Product development processes for different products

Products can be classified as business-to-business (or industrial), service and consumer. All have the same basic product development but there are significant differences, and the food industry has added differences to each type of product development.

In business-to-business product development there are usually only a few customers, but each customer is a company with a group of people interested in the product, who usually have technical knowledge of the product and its relationship to their processing and product. Not only has the immediate customer to be considered but also the ultimate customer/consumer of the buyer's product. Product specifications are very important and the customer may detail the product design specifications that will then limit the area for product design. The total product of quality, quantity, delivery, price, service has to be recognised in the product design, but the product quality and price are usually the dominant factors.

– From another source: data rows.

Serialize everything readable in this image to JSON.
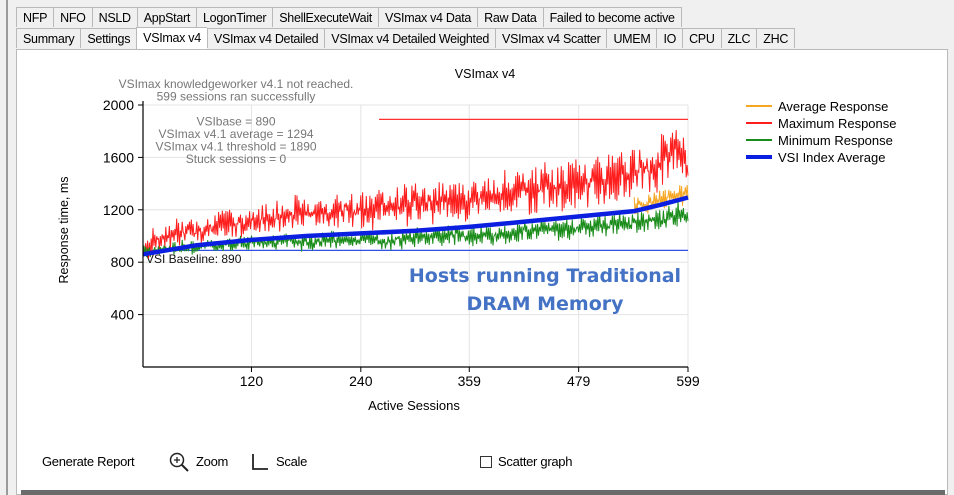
{
  "tabs_row1": [
    "NFP",
    "NFO",
    "NSLD",
    "AppStart",
    "LogonTimer",
    "ShellExecuteWait",
    "VSImax v4 Data",
    "Raw Data",
    "Failed to become active"
  ],
  "tabs_row2": [
    "Summary",
    "Settings",
    "VSImax v4",
    "VSImax v4 Detailed",
    "VSImax v4 Detailed Weighted",
    "VSImax v4 Scatter",
    "UMEM",
    "IO",
    "CPU",
    "ZLC",
    "ZHC"
  ],
  "active_tab": "VSImax v4",
  "chart_data": {
    "type": "line",
    "title": "VSImax v4",
    "xlabel": "Active Sessions",
    "ylabel": "Response time, ms",
    "xlim": [
      1,
      599
    ],
    "ylim": [
      0,
      2000
    ],
    "x_ticks": [
      "120",
      "240",
      "359",
      "479",
      "599"
    ],
    "x_tick_values": [
      120,
      240,
      359,
      479,
      599
    ],
    "y_ticks": [
      "400",
      "800",
      "1200",
      "1600",
      "2000"
    ],
    "y_tick_values": [
      400,
      800,
      1200,
      1600,
      2000
    ],
    "annotation_lines": [
      "VSImax knowledgeworker v4.1 not reached.",
      "599 sessions ran successfully",
      "",
      "VSIbase = 890",
      "VSImax v4.1 average = 1294",
      "VSImax v4.1 threshold = 1890",
      "Stuck sessions = 0"
    ],
    "baseline": {
      "label": "VSI Baseline: 890",
      "value": 890
    },
    "threshold": {
      "value": 1890,
      "from_x": 260
    },
    "legend": [
      "Average Response",
      "Maximum Response",
      "Minimum Response",
      "VSI Index Average"
    ],
    "legend_position": "right",
    "colors": {
      "average": "#f5a623",
      "maximum": "#ff1e1e",
      "minimum": "#1a8c1a",
      "vsi_index": "#0a1fe0",
      "baseline": "#3050e8",
      "threshold": "#ff3030"
    },
    "series": [
      {
        "name": "Maximum Response",
        "x": [
          1,
          30,
          60,
          90,
          120,
          150,
          180,
          210,
          240,
          270,
          300,
          330,
          360,
          390,
          420,
          450,
          480,
          510,
          540,
          570,
          590,
          599
        ],
        "values": [
          900,
          1000,
          1050,
          1080,
          1120,
          1150,
          1180,
          1180,
          1200,
          1230,
          1260,
          1270,
          1290,
          1310,
          1340,
          1380,
          1400,
          1440,
          1480,
          1560,
          1700,
          1500
        ]
      },
      {
        "name": "Minimum Response",
        "x": [
          1,
          30,
          60,
          90,
          120,
          150,
          180,
          210,
          240,
          270,
          300,
          330,
          360,
          390,
          420,
          450,
          480,
          510,
          540,
          570,
          590,
          599
        ],
        "values": [
          880,
          900,
          920,
          930,
          950,
          960,
          950,
          970,
          980,
          960,
          990,
          1000,
          1010,
          1000,
          1040,
          1050,
          1060,
          1080,
          1100,
          1120,
          1180,
          1150
        ]
      },
      {
        "name": "VSI Index Average",
        "x": [
          1,
          60,
          120,
          180,
          240,
          300,
          360,
          420,
          480,
          540,
          570,
          599
        ],
        "values": [
          860,
          930,
          970,
          1000,
          1020,
          1040,
          1070,
          1110,
          1150,
          1190,
          1240,
          1294
        ]
      },
      {
        "name": "Average Response",
        "x": [
          540,
          560,
          580,
          599
        ],
        "values": [
          1230,
          1260,
          1300,
          1330
        ]
      }
    ]
  },
  "overlay_text": [
    "Hosts running Traditional",
    "DRAM Memory"
  ],
  "controls": {
    "generate_report": "Generate Report",
    "zoom": "Zoom",
    "scale": "Scale",
    "scatter_graph": "Scatter graph"
  }
}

The PD Process has four important features: detailed, quantitative, product design specifications; customer testing of product prototypes; pilot plant and then production testing with the customer; final contracts for supply (Earle and Earle, 2000; Fuller, 1994; Haas, 1995).

Food service can be divided into two parts - marketing of the ingredients or part meals to the food outlet and of the meal/snack to the consumer. Both types of marketing are a mixture of product and service; but in the restaurant, the service can be the major component. Eating meals in a McDonald's or a fancy restaurant is an experience for the individuals and includes intangible experiences such as fun and sophistication. The service is produced and delivered in close proximity, and there are direct reactions between the supplier and the consumer. In both types of food service development, there is participation of the supplier and the buyer in the product concept development and in the product design, because the interaction with the product and each other need to be part of the design (Johne and Storey, 1998; Shekar and Earle, 1997; Terrell and Middlebrooks, 1996). There is a degree of heterogeneity in food service development because people are different but as can be seen in McDonald's product design this can be reduced if the complete product plus service is developed. In developing ingredients for the food service customer, there are fundamental product qualities such as price, quality and safety, but also one must consider the buyer' s food preparation and storage facilities and use of labour and energy. The consumer buying the meal or snack has the needs shown in other consumer products but also wants a social eating occasion. 'Food must please; food must entertain; food must satisfy; food must comfort' (Fuller, 1994).

Developing consumer products for marketing in supermarkets is the product development usually described in textbooks (Stinson, 1996). The development of the consumer products is mostly concerned with the design of the physical product, and there are minimal services for example information on the package; so that there is concentration on the consumer/product relationship in the design.

Management has to recognise the difference between the different types of product development and develop the product strategy and the company organisation to work efficiently in each area.